STEFANIA CARVISIGLIA | Il festival Interazioni diretto da Salvo Lombardo e organizzato da Chiasma in collaborazione con ATCL (Associazione Teatrale fra i Comuni del Lazio), giunge quest’anno alla quinta edizione. Si svolge a Roma est dal 30 settembre al 5 ottobre tra gli spazi di Centrale Preneste e Spazio Diamante. Il titolo scelto per questa edizione è Piene, con riferimento a un’abbondanza che ha urgenza di esondare ma anche a un superamento dei limiti esercitati dai poteri mondiali verso i quali l’arte non può rimanere a guardare.
Data la piena di folla che ha inondato le strade di Roma negli stessi giorni per la Palestina e l’urgenza di essere tra i milioni di gocce d’acqua, riusciamo a partecipare al festival solo nell’ultima serata. Il primo lavoro a cui assistiamo è Storia di un ruscello, prima opera di Erica Meucci, coreografa, danzatrice e curatrice della rassegna Rami d’oro ai margini del Parco delle Orobie valtellinesi. Ispirata dal lavoro del geografo anarchico francese Élisée Reclus (1840-1905), che contribuisce allo sviluppo del pensiero ecologico-sociale tentando di ricollocare l’umanità nel giusto posto in seno alla natura – quindi tra le cose e non sulle cose – Meucci scrive una danza per un’interprete e una pietra.
Quando entriamo in sala, al centro della scena troviamo una pietra di una forma imperfettamente rettangolare. Una volta sedutƏ un suono sintetico si immette nell’immagine, cominciando a darle la forma di paesaggio. Entra Meucci dalla quinta destra, indossa un top dai colori autunnali e pantaloni neri, una lunga treccia le raccoglie i capelli. Sale sulla pietra, la cui superficie è poco più larga dei suoi piedi.
La danza che prende forma è una danza minima, epidermica.
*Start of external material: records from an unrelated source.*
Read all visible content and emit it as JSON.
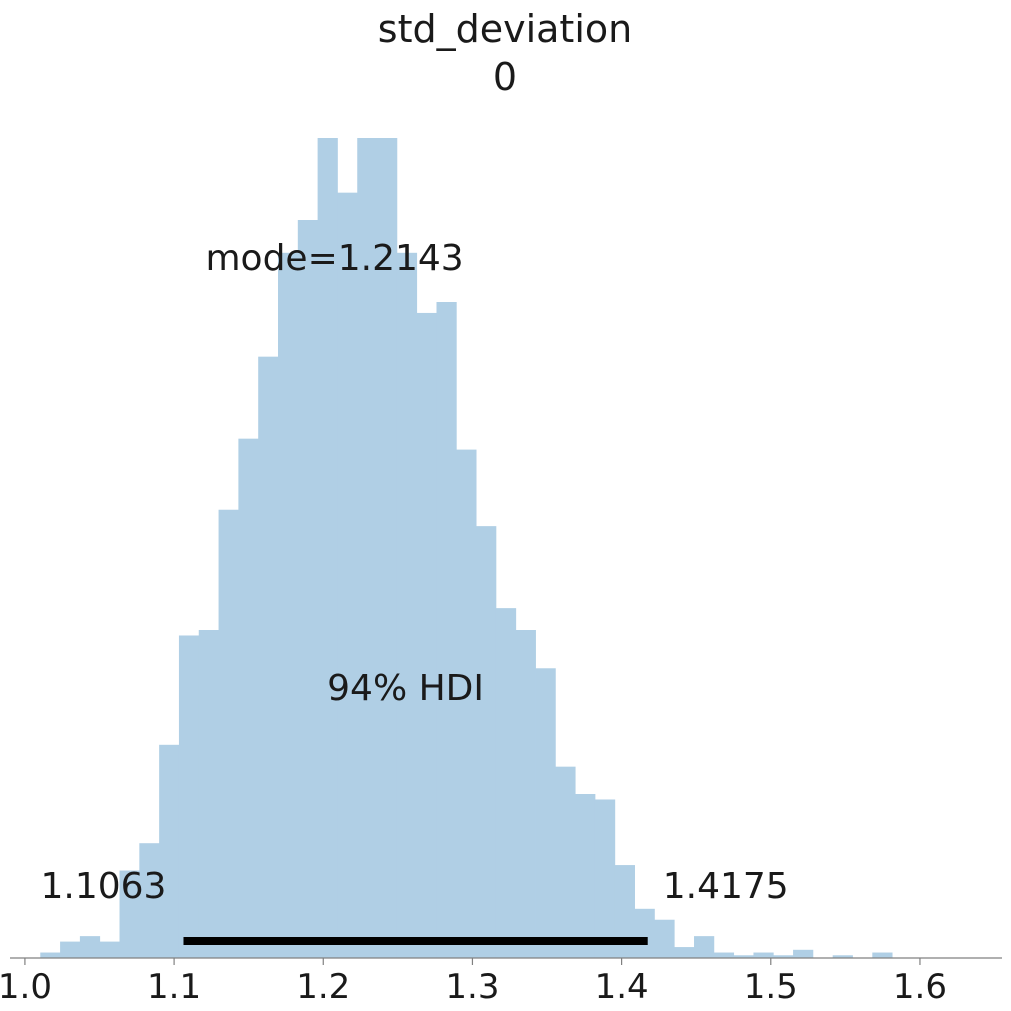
{
  "chart_data": {
    "type": "bar",
    "title": "std_deviation",
    "subtitle": "0",
    "xlabel": "",
    "ylabel": "",
    "xlim": [
      0.99,
      1.655
    ],
    "xticks": [
      "1.0",
      "1.1",
      "1.2",
      "1.3",
      "1.4",
      "1.5",
      "1.6"
    ],
    "bin_start": 1.0103,
    "bin_width": 0.01328,
    "counts": [
      1,
      3,
      4,
      3,
      16,
      21,
      39,
      59,
      60,
      82,
      95,
      110,
      129,
      135,
      150,
      140,
      150,
      150,
      129,
      118,
      120,
      93,
      79,
      64,
      60,
      53,
      35,
      30,
      29,
      17,
      9,
      7,
      2,
      4,
      1,
      0.5,
      1,
      0.5,
      1.5,
      0,
      0.5,
      0,
      1
    ],
    "bar_color": "#b0cfe5",
    "mode_label": "mode=1.2143",
    "hdi": {
      "label": "94% HDI",
      "low": 1.1063,
      "high": 1.4175,
      "low_label": "1.1063",
      "high_label": "1.4175"
    }
  }
}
Il corpo è in dialogo tra soffi interni e soffi esterni, articolandosi in movimenti sensibili e fluidi fino a posarsi in forme levigate dall’azione della gravità.
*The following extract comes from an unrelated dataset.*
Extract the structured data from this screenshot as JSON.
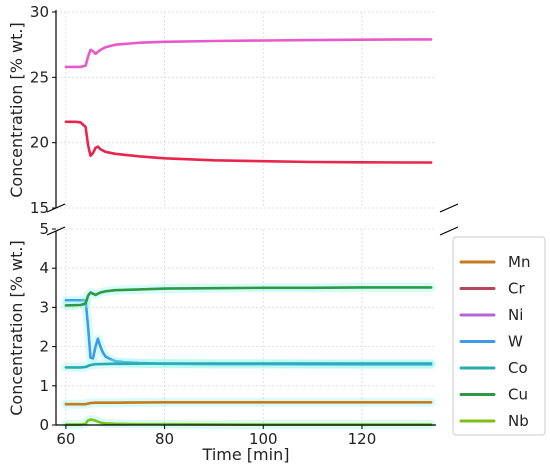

Il limite della pietra, dalla quale la danzatrice non scenderà per tutto il tempo, è un argine di esplorazione ma anche di apertura a possibilità di pieghe e concavità corporee inedite.
Il corpo, fissato in uno spazio, si espone allo scorrere del tempo e quindi al rapporto con la caduta e la vulnerabilità, trasportando l’occhio di chi osserva in uno stato di quiete e di connessione con un tempo ciclico.
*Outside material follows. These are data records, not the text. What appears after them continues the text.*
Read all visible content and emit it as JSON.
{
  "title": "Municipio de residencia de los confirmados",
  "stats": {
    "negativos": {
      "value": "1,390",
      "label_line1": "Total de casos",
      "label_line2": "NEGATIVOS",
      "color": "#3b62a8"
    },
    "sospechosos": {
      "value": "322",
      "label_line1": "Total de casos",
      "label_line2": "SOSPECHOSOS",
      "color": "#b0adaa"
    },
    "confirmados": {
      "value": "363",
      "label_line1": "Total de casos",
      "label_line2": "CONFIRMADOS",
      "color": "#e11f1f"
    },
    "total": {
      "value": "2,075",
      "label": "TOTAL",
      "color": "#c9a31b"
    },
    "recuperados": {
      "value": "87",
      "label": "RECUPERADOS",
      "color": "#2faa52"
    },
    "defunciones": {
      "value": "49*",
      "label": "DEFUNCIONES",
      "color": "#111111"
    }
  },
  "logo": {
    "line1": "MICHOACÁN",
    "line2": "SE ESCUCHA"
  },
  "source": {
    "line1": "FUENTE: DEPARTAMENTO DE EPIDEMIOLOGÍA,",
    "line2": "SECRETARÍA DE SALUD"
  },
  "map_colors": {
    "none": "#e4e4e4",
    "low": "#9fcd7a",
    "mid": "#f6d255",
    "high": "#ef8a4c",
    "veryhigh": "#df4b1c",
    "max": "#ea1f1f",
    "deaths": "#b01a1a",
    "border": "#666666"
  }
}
Emerge la sensazione di non trovarsi su una poltrona in via Prenestina a Roma ma in un bosco fuori dal caos della città. A farci uscire da questo stato illusorio è il fumo che, verso la fine della danza, circonda Meucci – sdraiata con il bacino sulla pietra e il resto del corpo fluttuante, si lascia trasportare e si affida a questo movimento. L’artificio teatrale, tuttavia, non elimina la sensazione di trovarsi in un altro luogo e che questo luogo non umano abbia informato la creazione della danza, divenendone in qualche misura coautore.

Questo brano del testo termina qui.